Mouvements stratégiques dans l’industrie
Le jour même où Brady a parlé publiquement de Junie, Colossal a annoncé le rachat de ViaGen. Une consolidation majeure qui pourrait accélérer le déploiement des services: d’un côté, la vitrine technologique et les ambitions « dés‑extinctives »; de l’autre, l’infrastructure qui clone déjà des milliers d’animaux.
- Brady s’est montré enthousiaste: combiner ces technologies pourrait, selon lui, soutenir les familles en deuil d’un animal tout en aidant certaines espèces menacées.
Pourquoi cette pratique fascine autant qu’elle dérange
Pour beaucoup, cloner un animal de compagnie a quelque chose de troublant. Le clone partage l’ADN, mais pas forcément la personnalité: l’éducation, l’environnement, les expériences vécues façonnent un être vivant. D’autres y voient une manière de prolonger un lien affectif très fort, quitte à accepter le paradoxe: on ne « remplace » pas un animal, on recrée un patrimoine génétique.

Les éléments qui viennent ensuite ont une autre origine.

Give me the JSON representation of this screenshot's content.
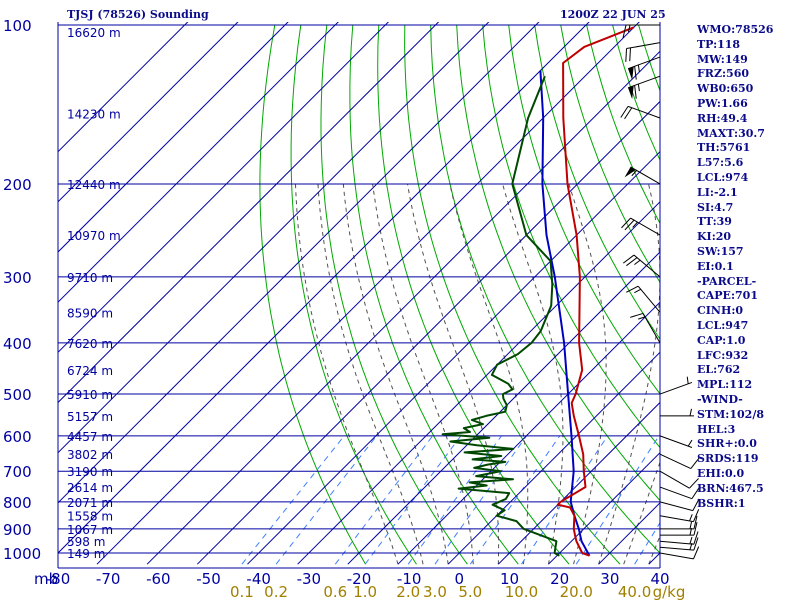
{
  "header": {
    "station": "TJSJ (78526) Sounding",
    "time": "1200Z 22 JUN 25"
  },
  "indices": [
    "WMO:78526",
    "TP:118",
    "MW:149",
    "FRZ:560",
    "WB0:650",
    "PW:1.66",
    "RH:49.4",
    "MAXT:30.7",
    "TH:5761",
    "L57:5.6",
    "LCL:974",
    "LI:-2.1",
    "SI:4.7",
    "TT:39",
    "KI:20",
    "SW:157",
    "EI:0.1",
    "-PARCEL-",
    "CAPE:701",
    "CINH:0",
    "LCL:947",
    "CAP:1.0",
    "LFC:932",
    "EL:762",
    "MPL:112",
    "-WIND-",
    "STM:102/8",
    "HEL:3",
    "SHR+:0.0",
    "SRDS:119",
    "EHI:0.0",
    "BRN:467.5",
    "BSHR:1"
  ],
  "colors": {
    "grid": "#0000a0",
    "temperature": "#c00000",
    "dewpoint": "#004800",
    "parcel": "#0000c0",
    "dry_adiabat": "#00a800",
    "moist_adiabat": "#505050",
    "mixing_ratio": "#4080ff",
    "axis_label": "#0000a0",
    "mixing_label": "#a08000"
  },
  "chart_data": {
    "type": "skew-t log-p sounding",
    "pressure_unit_label": "mb",
    "pressure_levels": [
      100,
      200,
      300,
      400,
      500,
      600,
      700,
      800,
      900,
      1000
    ],
    "pressure_tick_labels": [
      "100",
      "200",
      "300",
      "400",
      "500",
      "600",
      "700",
      "800",
      "900",
      "1000"
    ],
    "temperature_ticks": [
      -80,
      -70,
      -60,
      -50,
      -40,
      -30,
      -20,
      -10,
      0,
      10,
      20,
      30,
      40
    ],
    "temperature_tick_labels": [
      "-80",
      "-70",
      "-60",
      "-50",
      "-40",
      "-30",
      "-20",
      "-10",
      "0",
      "10",
      "20",
      "30",
      "40"
    ],
    "height_labels": [
      {
        "p": 103,
        "label": "16620 m"
      },
      {
        "p": 147,
        "label": "14230 m"
      },
      {
        "p": 200,
        "label": "12440 m"
      },
      {
        "p": 250,
        "label": "10970 m"
      },
      {
        "p": 300,
        "label": "9710 m"
      },
      {
        "p": 350,
        "label": "8590 m"
      },
      {
        "p": 400,
        "label": "7620 m"
      },
      {
        "p": 450,
        "label": "6724 m"
      },
      {
        "p": 500,
        "label": "5910 m"
      },
      {
        "p": 550,
        "label": "5157 m"
      },
      {
        "p": 600,
        "label": "4457 m"
      },
      {
        "p": 650,
        "label": "3802 m"
      },
      {
        "p": 700,
        "label": "3190 m"
      },
      {
        "p": 750,
        "label": "2614 m"
      },
      {
        "p": 800,
        "label": "2071 m"
      },
      {
        "p": 850,
        "label": "1558 m"
      },
      {
        "p": 900,
        "label": "1067 m"
      },
      {
        "p": 950,
        "label": "598 m"
      },
      {
        "p": 1000,
        "label": "149 m"
      }
    ],
    "mixing_ratio_labels": [
      {
        "w": 0.1,
        "label": "0.1"
      },
      {
        "w": 0.2,
        "label": "0.2"
      },
      {
        "w": 0.6,
        "label": "0.6"
      },
      {
        "w": 1.0,
        "label": "1.0"
      },
      {
        "w": 2.0,
        "label": "2.0"
      },
      {
        "w": 3.0,
        "label": "3.0"
      },
      {
        "w": 5.0,
        "label": "5.0"
      },
      {
        "w": 10.0,
        "label": "10.0"
      },
      {
        "w": 20.0,
        "label": "20.0"
      },
      {
        "w": 40.0,
        "label": "40.0"
      }
    ],
    "mixing_ratio_unit": "g/kg",
    "temperature_profile": [
      [
        1012,
        26.5
      ],
      [
        1000,
        24.5
      ],
      [
        950,
        21.0
      ],
      [
        925,
        19.5
      ],
      [
        900,
        18.0
      ],
      [
        850,
        15.5
      ],
      [
        820,
        13.0
      ],
      [
        810,
        10.0
      ],
      [
        800,
        10.0
      ],
      [
        750,
        12.0
      ],
      [
        700,
        8.5
      ],
      [
        650,
        5.0
      ],
      [
        600,
        0.5
      ],
      [
        550,
        -4.5
      ],
      [
        520,
        -7.5
      ],
      [
        500,
        -8.5
      ],
      [
        450,
        -12.0
      ],
      [
        400,
        -18.0
      ],
      [
        300,
        -31.0
      ],
      [
        250,
        -40.0
      ],
      [
        200,
        -52.0
      ],
      [
        150,
        -66.0
      ],
      [
        118,
        -77.0
      ],
      [
        110,
        -76.0
      ],
      [
        101,
        -70.0
      ]
    ],
    "dewpoint_profile": [
      [
        1012,
        20.5
      ],
      [
        1000,
        19.0
      ],
      [
        950,
        17.0
      ],
      [
        900,
        8.0
      ],
      [
        870,
        5.0
      ],
      [
        850,
        0.0
      ],
      [
        830,
        0.5
      ],
      [
        810,
        -3.0
      ],
      [
        790,
        -1.5
      ],
      [
        770,
        -2.0
      ],
      [
        755,
        -13.0
      ],
      [
        745,
        -8.0
      ],
      [
        735,
        -12.0
      ],
      [
        725,
        -4.0
      ],
      [
        715,
        -12.0
      ],
      [
        700,
        -8.0
      ],
      [
        690,
        -14.0
      ],
      [
        680,
        -12.0
      ],
      [
        672,
        -9.0
      ],
      [
        665,
        -16.0
      ],
      [
        655,
        -11.0
      ],
      [
        645,
        -19.0
      ],
      [
        635,
        -10.0
      ],
      [
        625,
        -18.0
      ],
      [
        615,
        -24.0
      ],
      [
        605,
        -17.0
      ],
      [
        596,
        -27.0
      ],
      [
        590,
        -22.0
      ],
      [
        580,
        -24.0
      ],
      [
        570,
        -21.0
      ],
      [
        560,
        -24.0
      ],
      [
        550,
        -22.0
      ],
      [
        540,
        -19.0
      ],
      [
        525,
        -20.0
      ],
      [
        510,
        -22.0
      ],
      [
        500,
        -23.0
      ],
      [
        490,
        -22.0
      ],
      [
        478,
        -24.0
      ],
      [
        460,
        -29.0
      ],
      [
        440,
        -30.0
      ],
      [
        420,
        -28.0
      ],
      [
        400,
        -27.5
      ],
      [
        380,
        -28.0
      ],
      [
        340,
        -31.0
      ],
      [
        310,
        -35.0
      ],
      [
        280,
        -40.0
      ],
      [
        250,
        -50.0
      ],
      [
        200,
        -63.0
      ],
      [
        150,
        -73.0
      ],
      [
        125,
        -78.0
      ]
    ],
    "parcel_profile": [
      [
        1012,
        26.5
      ],
      [
        950,
        22.0
      ],
      [
        900,
        19.0
      ],
      [
        850,
        15.5
      ],
      [
        800,
        12.0
      ],
      [
        700,
        6.5
      ],
      [
        600,
        -1.0
      ],
      [
        500,
        -10.0
      ],
      [
        400,
        -21.0
      ],
      [
        300,
        -36.0
      ],
      [
        250,
        -46.0
      ],
      [
        200,
        -57.0
      ],
      [
        150,
        -70.0
      ],
      [
        122,
        -80.0
      ]
    ],
    "wind_barbs": [
      {
        "p": 1000,
        "dir": 100,
        "spd": 10
      },
      {
        "p": 975,
        "dir": 95,
        "spd": 15
      },
      {
        "p": 950,
        "dir": 95,
        "spd": 15
      },
      {
        "p": 925,
        "dir": 90,
        "spd": 15
      },
      {
        "p": 900,
        "dir": 90,
        "spd": 15
      },
      {
        "p": 850,
        "dir": 100,
        "spd": 15
      },
      {
        "p": 800,
        "dir": 105,
        "spd": 10
      },
      {
        "p": 750,
        "dir": 110,
        "spd": 10
      },
      {
        "p": 700,
        "dir": 120,
        "spd": 10
      },
      {
        "p": 650,
        "dir": 115,
        "spd": 10
      },
      {
        "p": 600,
        "dir": 110,
        "spd": 5
      },
      {
        "p": 550,
        "dir": 90,
        "spd": 5
      },
      {
        "p": 500,
        "dir": 70,
        "spd": 5
      },
      {
        "p": 400,
        "dir": 330,
        "spd": 15
      },
      {
        "p": 350,
        "dir": 320,
        "spd": 15
      },
      {
        "p": 300,
        "dir": 310,
        "spd": 25
      },
      {
        "p": 250,
        "dir": 300,
        "spd": 25
      },
      {
        "p": 200,
        "dir": 300,
        "spd": 55
      },
      {
        "p": 150,
        "dir": 290,
        "spd": 20
      },
      {
        "p": 125,
        "dir": 250,
        "spd": 65
      },
      {
        "p": 115,
        "dir": 250,
        "spd": 65
      },
      {
        "p": 108,
        "dir": 260,
        "spd": 20
      },
      {
        "p": 100,
        "dir": 270,
        "spd": 15
      }
    ],
    "grid": true
  }
}
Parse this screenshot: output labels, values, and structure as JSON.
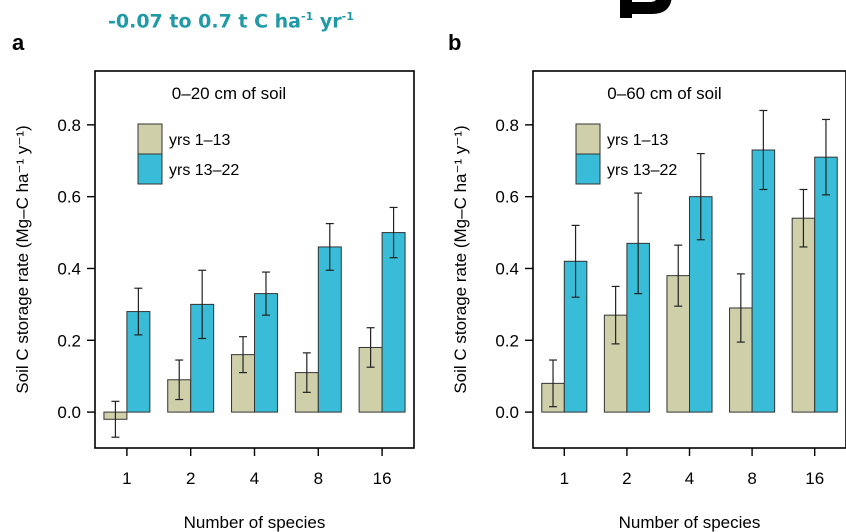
{
  "headline": {
    "main": "-0.07 to 0.7 t C ha",
    "sup1": "-1",
    "mid": " yr",
    "sup2": "-1"
  },
  "chart_data": [
    {
      "type": "bar",
      "panel_label": "a",
      "title": "0–20 cm of soil",
      "xlabel": "Number of species",
      "ylabel": "Soil C storage rate (Mg–C ha⁻¹ y⁻¹)",
      "categories": [
        "1",
        "2",
        "4",
        "8",
        "16"
      ],
      "ylim": [
        -0.1,
        0.95
      ],
      "yticks": [
        0.0,
        0.2,
        0.4,
        0.6,
        0.8
      ],
      "ytick_labels": [
        "0.0",
        "0.2",
        "0.4",
        "0.6",
        "0.8"
      ],
      "legend": "top-left",
      "series": [
        {
          "name": "yrs 1–13",
          "color": "#cfd0aa",
          "values": [
            -0.02,
            0.09,
            0.16,
            0.11,
            0.18
          ],
          "error": [
            0.05,
            0.055,
            0.05,
            0.055,
            0.055
          ]
        },
        {
          "name": "yrs 13–22",
          "color": "#38bcd7",
          "values": [
            0.28,
            0.3,
            0.33,
            0.46,
            0.5
          ],
          "error": [
            0.065,
            0.095,
            0.06,
            0.065,
            0.07
          ]
        }
      ]
    },
    {
      "type": "bar",
      "panel_label": "b",
      "title": "0–60 cm of soil",
      "xlabel": "Number of species",
      "ylabel": "Soil C storage rate (Mg–C ha⁻¹ y⁻¹)",
      "categories": [
        "1",
        "2",
        "4",
        "8",
        "16"
      ],
      "ylim": [
        -0.1,
        0.95
      ],
      "yticks": [
        0.0,
        0.2,
        0.4,
        0.6,
        0.8
      ],
      "ytick_labels": [
        "0.0",
        "0.2",
        "0.4",
        "0.6",
        "0.8"
      ],
      "legend": "top-left",
      "series": [
        {
          "name": "yrs 1–13",
          "color": "#cfd0aa",
          "values": [
            0.08,
            0.27,
            0.38,
            0.29,
            0.54
          ],
          "error": [
            0.065,
            0.08,
            0.085,
            0.095,
            0.08
          ]
        },
        {
          "name": "yrs 13–22",
          "color": "#38bcd7",
          "values": [
            0.42,
            0.47,
            0.6,
            0.73,
            0.71
          ],
          "error": [
            0.1,
            0.14,
            0.12,
            0.11,
            0.105
          ]
        }
      ]
    }
  ]
}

- Attirance: continuité émotionnelle, mémoire familiale, traits physiques identiques.
- Réserves: coût, questions éthiques, attentes parfois irréalistes.
Ce qu’il faut retenir
- Tom Brady a présenté Junie, clone de sa chienne Lua, réalisé par Colossal Biosciences.
- Le clonage animal s’impose comme un marché de niche mais lucratif, avec des acteurs dominants comme ViaGen.
- Les projets de dés‑extinction font rêver autant qu’ils inquiètent, entre promesses écologiques et doutes scientifiques.
- Une consolidation est en cours: Colossal a racheté ViaGen, renforçant son emprise sur ce secteur.
FAQ
Combien de temps faut-il pour cloner un animal de compagnie ?
Entre le prélèvement initial et l’arrivée du jeune animal, il faut généralement compter plusieurs mois. Les étapes clés incluent la culture cellulaire, le transfert nucléaire, la gestation par une mère porteuse et une phase de suivi vétérinaire.
Le clone aura-t-il le même caractère que l’animal disparu ?
Pas nécessairement. Le clone partage le génome, mais la socialisation, l’environnement, l’âge d’adoption et la santé influencent fortement le comportement et les préférences.
Est-ce légal partout ?
La loi varie selon les pays et parfois selon les États. Aux États-Unis, ces services existent depuis des années. Ailleurs, le cadre peut être plus restrictif ou flou; il faut se renseigner localement avant d’envisager une démarche.
Quels sont les principaux enjeux éthiques ?
Ils concernent le bien‑être animal (mères porteuses, taux d’échec), l’accès inégal à la technologie, les attentes des familles et l’impact potentiel sur la biodiversité si la technique se généralisait.
Existe-t-il des alternatives au clonage pour « préserver » un animal ?
Oui. On peut réaliser une banque d’ADN sans aller jusqu’au clonage, documenter son histoire (photos, enregistrements), opter pour l’adoption d’un autre animal, ou travailler avec des éducateurs pour retrouver certains repères du quotidien qui aidaient la relation.